Ernie Souchak (John Belushi) is a reporter in Chicago. He specializes in stories about municipal corruption and Mafia power plays. Needless to say, living in Chicago, that keeps him busy. Literally everyone in the city knows him. Even the two muggers who try to steal his wallet recognize him and share inside information about which street gang is about to make a big move. From a modern day vantage point, it seems strange to see everyone so excited about meeting a newspaper columnist but this movie was made in 1981, long before an army of bloggers put journalists like Ernie Souchak out of business.

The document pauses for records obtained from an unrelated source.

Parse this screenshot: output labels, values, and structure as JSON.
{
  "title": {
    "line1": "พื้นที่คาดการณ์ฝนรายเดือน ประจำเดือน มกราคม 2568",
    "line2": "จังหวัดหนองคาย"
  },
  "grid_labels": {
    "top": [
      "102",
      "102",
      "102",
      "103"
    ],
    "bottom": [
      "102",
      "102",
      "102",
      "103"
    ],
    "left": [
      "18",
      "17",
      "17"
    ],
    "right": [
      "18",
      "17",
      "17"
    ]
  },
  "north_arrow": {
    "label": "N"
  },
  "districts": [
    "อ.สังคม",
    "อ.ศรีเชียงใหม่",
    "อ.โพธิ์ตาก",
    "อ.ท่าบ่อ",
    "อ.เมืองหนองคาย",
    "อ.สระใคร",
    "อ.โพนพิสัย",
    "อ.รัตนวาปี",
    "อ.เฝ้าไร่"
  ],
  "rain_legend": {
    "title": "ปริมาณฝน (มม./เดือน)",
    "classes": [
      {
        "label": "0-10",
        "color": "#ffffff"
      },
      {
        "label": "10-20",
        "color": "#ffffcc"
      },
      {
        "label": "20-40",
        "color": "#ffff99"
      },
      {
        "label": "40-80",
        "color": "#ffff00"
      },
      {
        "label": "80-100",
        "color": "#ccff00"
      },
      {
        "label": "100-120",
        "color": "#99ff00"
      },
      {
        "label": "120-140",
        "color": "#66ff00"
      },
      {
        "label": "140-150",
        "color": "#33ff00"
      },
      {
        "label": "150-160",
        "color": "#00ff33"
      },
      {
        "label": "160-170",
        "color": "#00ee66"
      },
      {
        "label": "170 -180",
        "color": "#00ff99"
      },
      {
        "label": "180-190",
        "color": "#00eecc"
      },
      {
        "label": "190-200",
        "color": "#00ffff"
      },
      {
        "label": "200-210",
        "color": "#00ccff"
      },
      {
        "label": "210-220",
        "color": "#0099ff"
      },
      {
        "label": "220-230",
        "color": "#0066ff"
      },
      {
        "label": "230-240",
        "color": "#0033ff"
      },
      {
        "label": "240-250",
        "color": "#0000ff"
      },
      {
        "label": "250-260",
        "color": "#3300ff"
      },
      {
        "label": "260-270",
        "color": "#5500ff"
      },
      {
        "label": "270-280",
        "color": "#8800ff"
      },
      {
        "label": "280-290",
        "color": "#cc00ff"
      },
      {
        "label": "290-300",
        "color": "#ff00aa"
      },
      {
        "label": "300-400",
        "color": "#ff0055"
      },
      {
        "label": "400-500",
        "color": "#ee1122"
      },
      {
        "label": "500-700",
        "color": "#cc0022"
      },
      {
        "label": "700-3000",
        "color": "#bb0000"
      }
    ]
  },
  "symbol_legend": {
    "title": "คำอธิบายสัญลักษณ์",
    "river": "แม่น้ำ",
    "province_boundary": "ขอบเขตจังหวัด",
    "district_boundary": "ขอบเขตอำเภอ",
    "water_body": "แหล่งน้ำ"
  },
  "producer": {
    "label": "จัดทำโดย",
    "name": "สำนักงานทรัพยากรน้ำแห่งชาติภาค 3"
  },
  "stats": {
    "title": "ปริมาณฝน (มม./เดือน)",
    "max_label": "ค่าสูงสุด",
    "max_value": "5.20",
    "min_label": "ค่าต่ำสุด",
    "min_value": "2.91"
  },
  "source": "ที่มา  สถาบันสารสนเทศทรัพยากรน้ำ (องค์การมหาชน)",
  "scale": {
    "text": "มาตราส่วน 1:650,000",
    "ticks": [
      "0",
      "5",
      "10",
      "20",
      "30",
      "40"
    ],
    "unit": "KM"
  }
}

Souchak’s gotten in trouble with the mob so his editor (Allen Garfield) sends him out of Chicago for his own protection. Chain-smoking city boy Ernie Souchak finds himself in the Rocky Mountains, assigned to track down and get a story on Dr. Nell Porter (Blair Brown). Dr. Porter has spent the last few years researching and protecting bald eagles. She doesn’t like reporters but Souchak wins her over. Despite being two very different people, Nell and Souchak fall in love. But can a city boy and a country girl stay together, especially when there are people in Chicago who want Souchak dead?
A strange movie, Continental Divide was meant to be an updated version of the romantic comedies that Spencer Tracy and Katharine Hepburn used to make and Blair Brown was even made up to look like a young Hepburn. It was one of the first films to be produced by Steven Spielberg, who has always been better at picking material as a director than a producer. It was directed by Michael Apted, a great documentarian who has never shown himself to have much affinity for comedy. It was written by Lawrence Kasdan, who specialized in homages to classic film genres and who, after this movie, made it a point to direct the majority of his scripts. And it starred John Belushi, in his only romantic film lead.
Belushi, of course, is the main reason why anyone would want to see this movie. It was his second-to-last movie, coming out between the popular success of The Blues Brothers and the infamous failure of Neighbors. Continental Divide gives Belushi a chance to play a character, instead of just a version of his own wild persona. The legend has always been that Continental Divide showed the actor that Belushi could have become if not for his tragic death. The truth is that Belushi frequently looks uncomfortable and it is often evident that he is having to reign back his natural instincts. Belushi’s best scenes are the ones where Souchak is walking around Chicago and hustling everyone that he meets. In those scenes, he’s confident and in control and it’s easy to get swept up in his life. His scenes with Blair Brown, where he has to be sincere and serious, are far more awkward. Belushi has enough good scenes in Continental Divide to make you regret the performances that we never got but, at the same time, it’s evident that he still had room to grow as an actor.
If Belushi hadn’t died and had instead gone on to make several more movies (and hopefully beat his drug addiction at the same time), Continental Divide would probably be forgotten. Instead, it now exists as a hint of what could have been.